Workforce service providers often have access to learning about successful programs around the country. They are in a great position to share these success stories with local employers and invite them to duplicate the ones that best meet their needs.
Successful employer engagement requires workforce service providers to develop long-term relationships. Employers need to see the workforce system as a strategic partner.
The goal is to provide services that support businesses through each stage of the business life cycle. That means building collaborative partnerships throughout the workforce system and beyond.
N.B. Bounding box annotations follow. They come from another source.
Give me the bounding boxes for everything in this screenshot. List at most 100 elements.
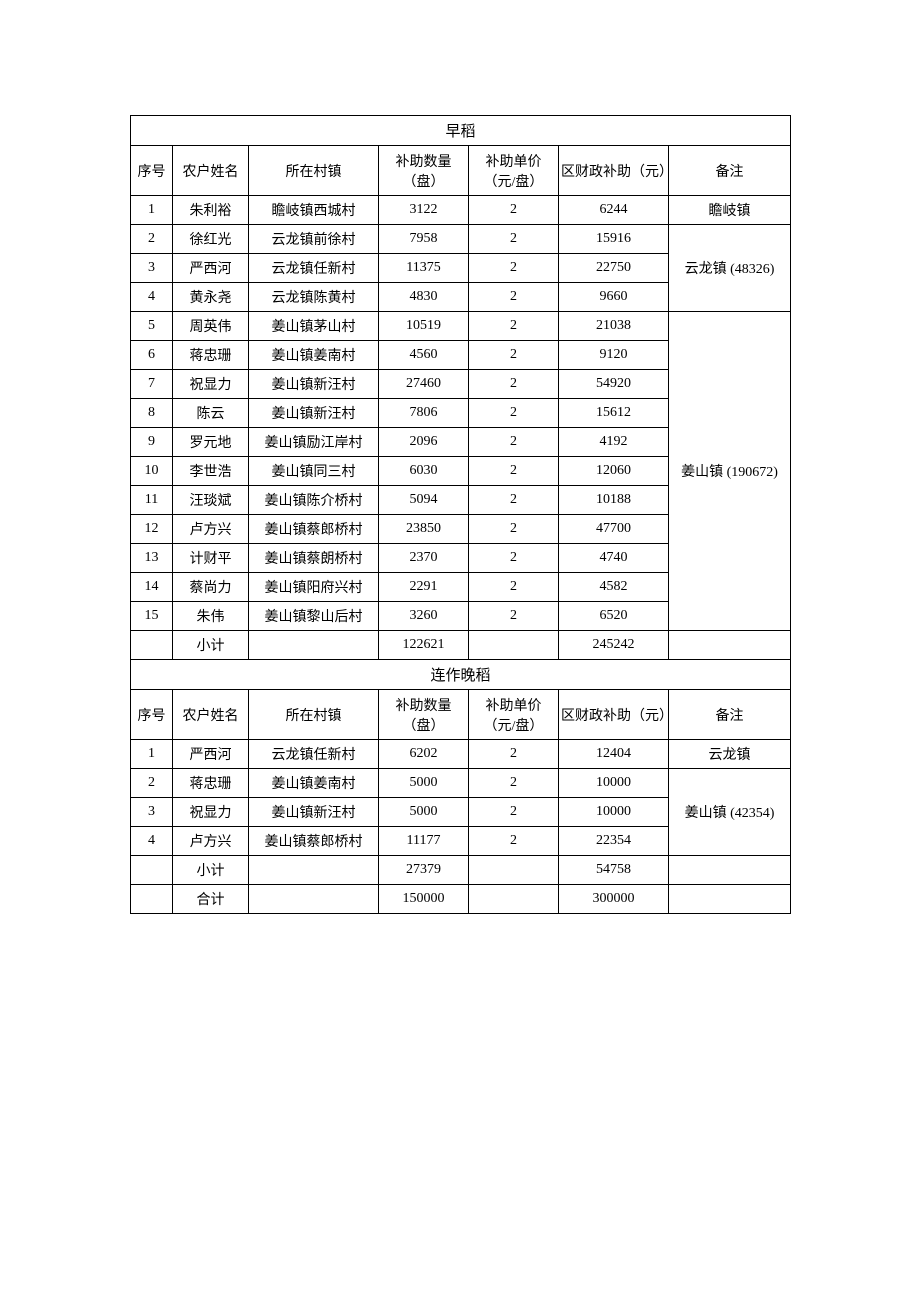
early-title: 早稻 [131, 116, 791, 146]
section-title-row: 连作晚稻 [131, 660, 791, 690]
cell-subsidy: 9120 [559, 341, 669, 370]
cell-price: 2 [469, 283, 559, 312]
table-row: 1 朱利裕 瞻岐镇西城村 3122 2 6244 瞻岐镇 [131, 196, 791, 225]
cell-name: 蒋忠珊 [173, 769, 249, 798]
cell-empty [131, 885, 173, 914]
cell-village: 云龙镇陈黄村 [249, 283, 379, 312]
cell-price: 2 [469, 312, 559, 341]
cell-remark: 瞻岐镇 [669, 196, 791, 225]
cell-qty: 6030 [379, 457, 469, 486]
cell-village: 姜山镇励江岸村 [249, 428, 379, 457]
cell-village: 瞻岐镇西城村 [249, 196, 379, 225]
cell-qty: 27460 [379, 370, 469, 399]
subtotal-label: 小计 [173, 856, 249, 885]
cell-subsidy: 9660 [559, 283, 669, 312]
cell-seq: 6 [131, 341, 173, 370]
table-row: 2 蒋忠珊 姜山镇姜南村 5000 2 10000 姜山镇 (42354) [131, 769, 791, 798]
cell-name: 祝显力 [173, 370, 249, 399]
subtotal-qty: 122621 [379, 631, 469, 660]
subsidy-table: 早稻 序号 农户姓名 所在村镇 补助数量（盘） 补助单价（元/盘） 区财政补助（… [130, 115, 791, 914]
col-price: 补助单价（元/盘） [469, 690, 559, 740]
cell-village: 云龙镇任新村 [249, 740, 379, 769]
cell-seq: 15 [131, 602, 173, 631]
cell-village: 姜山镇新汪村 [249, 370, 379, 399]
cell-subsidy: 10000 [559, 769, 669, 798]
cell-village: 姜山镇阳府兴村 [249, 573, 379, 602]
cell-empty [131, 631, 173, 660]
cell-price: 2 [469, 341, 559, 370]
cell-price: 2 [469, 740, 559, 769]
cell-remark: 姜山镇 (190672) [669, 312, 791, 631]
cell-name: 卢方兴 [173, 827, 249, 856]
cell-qty: 5000 [379, 798, 469, 827]
cell-price: 2 [469, 515, 559, 544]
table-row: 5 周英伟 姜山镇茅山村 10519 2 21038 姜山镇 (190672) [131, 312, 791, 341]
total-label: 合计 [173, 885, 249, 914]
cell-village: 姜山镇蔡郎桥村 [249, 515, 379, 544]
col-qty: 补助数量（盘） [379, 690, 469, 740]
col-subsidy: 区财政补助（元） [559, 690, 669, 740]
cell-name: 朱利裕 [173, 196, 249, 225]
cell-seq: 5 [131, 312, 173, 341]
cell-village: 姜山镇陈介桥村 [249, 486, 379, 515]
cell-village: 姜山镇姜南村 [249, 341, 379, 370]
cell-seq: 11 [131, 486, 173, 515]
table-row: 1 严西河 云龙镇任新村 6202 2 12404 云龙镇 [131, 740, 791, 769]
cell-subsidy: 6520 [559, 602, 669, 631]
cell-name: 计财平 [173, 544, 249, 573]
cell-qty: 10519 [379, 312, 469, 341]
cell-empty [669, 856, 791, 885]
cell-village: 姜山镇黎山后村 [249, 602, 379, 631]
cell-price: 2 [469, 399, 559, 428]
cell-qty: 4560 [379, 341, 469, 370]
col-remark: 备注 [669, 690, 791, 740]
cell-price: 2 [469, 370, 559, 399]
cell-remark: 姜山镇 (42354) [669, 769, 791, 856]
cell-empty [249, 631, 379, 660]
cell-seq: 4 [131, 283, 173, 312]
subtotal-row: 小计 122621 245242 [131, 631, 791, 660]
cell-seq: 8 [131, 399, 173, 428]
cell-subsidy: 12060 [559, 457, 669, 486]
cell-price: 2 [469, 428, 559, 457]
cell-subsidy: 10188 [559, 486, 669, 515]
cell-qty: 5000 [379, 769, 469, 798]
cell-empty [469, 856, 559, 885]
cell-seq: 13 [131, 544, 173, 573]
cell-subsidy: 54920 [559, 370, 669, 399]
cell-seq: 3 [131, 798, 173, 827]
cell-village: 姜山镇蔡朗桥村 [249, 544, 379, 573]
cell-qty: 11177 [379, 827, 469, 856]
header-row: 序号 农户姓名 所在村镇 补助数量（盘） 补助单价（元/盘） 区财政补助（元） … [131, 690, 791, 740]
cell-empty [469, 631, 559, 660]
col-remark: 备注 [669, 146, 791, 196]
cell-village: 姜山镇新汪村 [249, 798, 379, 827]
cell-subsidy: 22750 [559, 254, 669, 283]
cell-name: 罗元地 [173, 428, 249, 457]
cell-seq: 2 [131, 225, 173, 254]
col-village: 所在村镇 [249, 146, 379, 196]
late-title: 连作晚稻 [131, 660, 791, 690]
cell-name: 祝显力 [173, 798, 249, 827]
cell-qty: 2370 [379, 544, 469, 573]
subtotal-subsidy: 245242 [559, 631, 669, 660]
col-price: 补助单价（元/盘） [469, 146, 559, 196]
cell-village: 云龙镇任新村 [249, 254, 379, 283]
cell-qty: 4830 [379, 283, 469, 312]
total-qty: 150000 [379, 885, 469, 914]
cell-qty: 6202 [379, 740, 469, 769]
header-row: 序号 农户姓名 所在村镇 补助数量（盘） 补助单价（元/盘） 区财政补助（元） … [131, 146, 791, 196]
cell-name: 汪琰斌 [173, 486, 249, 515]
subtotal-qty: 27379 [379, 856, 469, 885]
cell-name: 卢方兴 [173, 515, 249, 544]
cell-subsidy: 10000 [559, 798, 669, 827]
cell-name: 黄永尧 [173, 283, 249, 312]
cell-price: 2 [469, 769, 559, 798]
cell-seq: 3 [131, 254, 173, 283]
cell-village: 姜山镇新汪村 [249, 399, 379, 428]
cell-subsidy: 12404 [559, 740, 669, 769]
cell-name: 陈云 [173, 399, 249, 428]
cell-empty [249, 885, 379, 914]
cell-qty: 23850 [379, 515, 469, 544]
cell-village: 云龙镇前徐村 [249, 225, 379, 254]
When workforce services partner with education and economic development agencies and organizations, they can deliver comprehensive services to businesses.
In a previous conversation with Thomas P. Miller and Associates, representatives outlined five steps for building these collaborative business services:
- Proactively target businesses for outreach: As a workforce development organization, you should be reaching out to employers and letting them know what services you have that they should be aware of. Determine what criteria make employers a good fit so that you can narrow down your list.
- Get an idea of what challenges businesses are facing: Perform interviews with employers to understand the challenges and opportunities facing each business. It helps to develop a standard interview tool that all staff utilize when outreaching to business. But, the most important part of interviewing is to listen.
- Share information among staff and partner organizations: Distill the main challenges and opportunities from the interviews and share information among all staff. That might include informal communication methods (e.g., email), regular meetings among the team and opportunities to leverage technology (e.g., CRM or database for workforce development).
- Identify comprehensive solutions for employer needs: Work with staff and partner agencies to identify resources available to address the main challenges and opportunities. Remember to get creative in finding solutions. Then, develop a comprehensive but tailored portfolio of services to address the company’s needs.
- Work together to provide seamless solutions to businesses: Work with businesses to prioritize services for implementation. Help navigate the process of accessing prioritized services and resources and seamlessly introduce partners and new services.
We hope you find success engaging with employers and building workforces systems that truly benefit individuals, employers, and the broader community. Just remember, employers are juggling a lot of responsibilities, and they don’t know what they don’t know. It is up to you and your fellow workforce development organizations to help employers understand and navigate the wealth of services that you provide.
Together, you can change the lives of many job seekers as well as their families. Get to work!